リジェネラティブ・オーガニック カンファレンス 2024レポート
全ての写真:高橋 大志
パタゴニアが、新たに歩み始めている道は農業分野の「リジェネラティブ・オーガニック(以下RO)農法」です。RO農法は、土壌を再生し、農地の生態系を回復させることで、地球そのものを癒す試み。農業を単なる収穫の手段や産業ではなく、地球を救うことのできる可能性を秘めた行為として再定義するこの取り組みを広く共有し、その可能性を多くの人と探るため、2024年10月10日、パタゴニアは2回目となる「リジェネラティブ・オーガニック カンファレンス2024 Fall ~ 国内の畑地システムにおける実践とこれからの発展に向けて~」を開催しました。アーカイブ動画視聴を含めた延べ参加人数は1,000人を超え、大きな関心が持たれました。
「もはや持続可能性などない。私たちは再生を目指さなければならない」
異常気象が世界中の暮らしを脅かすいま、カンファレンスで冒頭に投げかけられた問題提起が印象的でした。この言葉には、過去の延長線上で環境を守るのではなく、未来のために傷ついた地球をもう一度癒し、再び蘇らせるという強い意思が込められていました。

畑地でのリジェネラティブ・オーガニック農法をテーマに、会場とオンラインでハイブリッド開催。国内での実践とこれからの発展に向けて議論が交わされた。
カンファレンスの背景
RO農法は、従来の有機農業の枠を超えた概念で、なるべく土壌を耕さず、被覆作物や堆肥を活用して栄養を補充しながら炭素を固定します。そうすることで、植物の根っこ、土壌の微生物やミミズなどが活きて、土壌の構造を良くする。また、輪作を取り入れることで土壌や農地の生態系のバランスを保ち、大地そのものの健康を取り戻す循環を整えます。農業が環境破壊の原因ではなく、再生の手段となり得ることを地に足のついた農地レベルから証明するのです。

パタゴニアでROリサーチを担当する木村。リジェネラティブ農業は国内黎明期であり、国内ではこれからさまざまな主張や展開が広がることが予想される。パタゴニア日本支社は「リジェネラティブ・オーガニック」を指針として貢献する。
しかし、「リジェネラティブ」や「環境再生型」という概念に期待が集まり、言葉が広く使われるにつれ、実態の伴わない取り組みやグリーンウォッシュへの懸念も生じています。この状況を危惧したパタゴニアは、協力組織とともに「リジェネラティブ・オーガニック」という明確な定義に基づいた基準を設定し、RO農法の推進を訴えてきました。

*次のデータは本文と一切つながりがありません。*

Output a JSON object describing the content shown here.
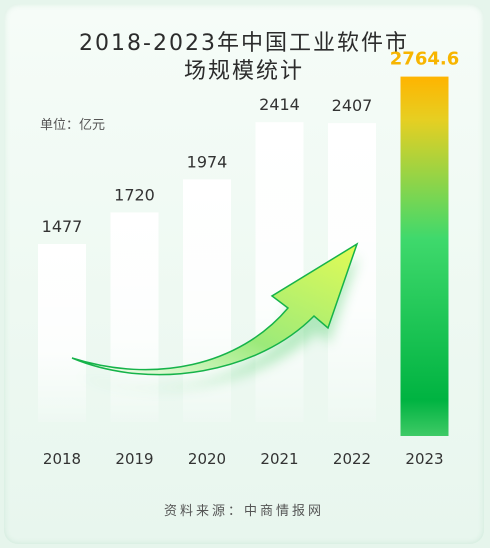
{
  "header": {
    "title_line1": "2018-2023年中国工业软件市",
    "title_line2": "场规模统计",
    "unit": "单位：亿元"
  },
  "footer": {
    "source": "资料来源：中商情报网"
  },
  "colors": {
    "highlight_value": "#f7b500",
    "highlight_bar_top": "#ffb400",
    "highlight_bar_mid": "#3fd96c",
    "highlight_bar_bottom": "#00b341",
    "arrow": "#55dd33"
  },
  "chart_data": {
    "type": "bar",
    "categories": [
      "2018",
      "2019",
      "2020",
      "2021",
      "2022",
      "2023"
    ],
    "values": [
      1477,
      1720,
      1974,
      2414,
      2407,
      2764.6
    ],
    "value_labels": [
      "1477",
      "1720",
      "1974",
      "2414",
      "2407",
      "2764.6"
    ],
    "highlight_index": 5,
    "ylabel": "",
    "ylim": [
      0,
      3000
    ],
    "grid": false,
    "legend": "none"
  }
}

2017年に制定された「リジェネラティブ・オーガニック認証(ROC)」は、土壌の健康、動物福祉、社会的公平性という3つの柱を基準に掲げ、食品部門であるパタゴニア プロビジョンズやコットンなどの繊維調達では、この基準に基づいた自社の原材料を厳選し、認証取得を進めています。一方、パタゴニア日本支社では、認証を取得していない生産者や実践者たちにも敬意をもって目を向け、国内におけるRO農法の実践者の裾野を広げることに力を注いでいます。
今回のカンファレンスは、その理念を広く共有し、畑地システムにおけるRO農法の国内での可能性を探る場として開催されました。RO農法を一つの指針としながらも、認証取得という枠を超え、RO農法の実践が持つ多様なアプローチや課題について議論を交わし、それぞれの立場から未来を再びつくり上げるヒントを共有する場となりました。
第1部:RO農法の概念と基本原則
カンファレンスは3部で構成され、RO農法の実践者4件と研究者4人が自身の役割や経験をもとに挑戦と未来への展望を語りました。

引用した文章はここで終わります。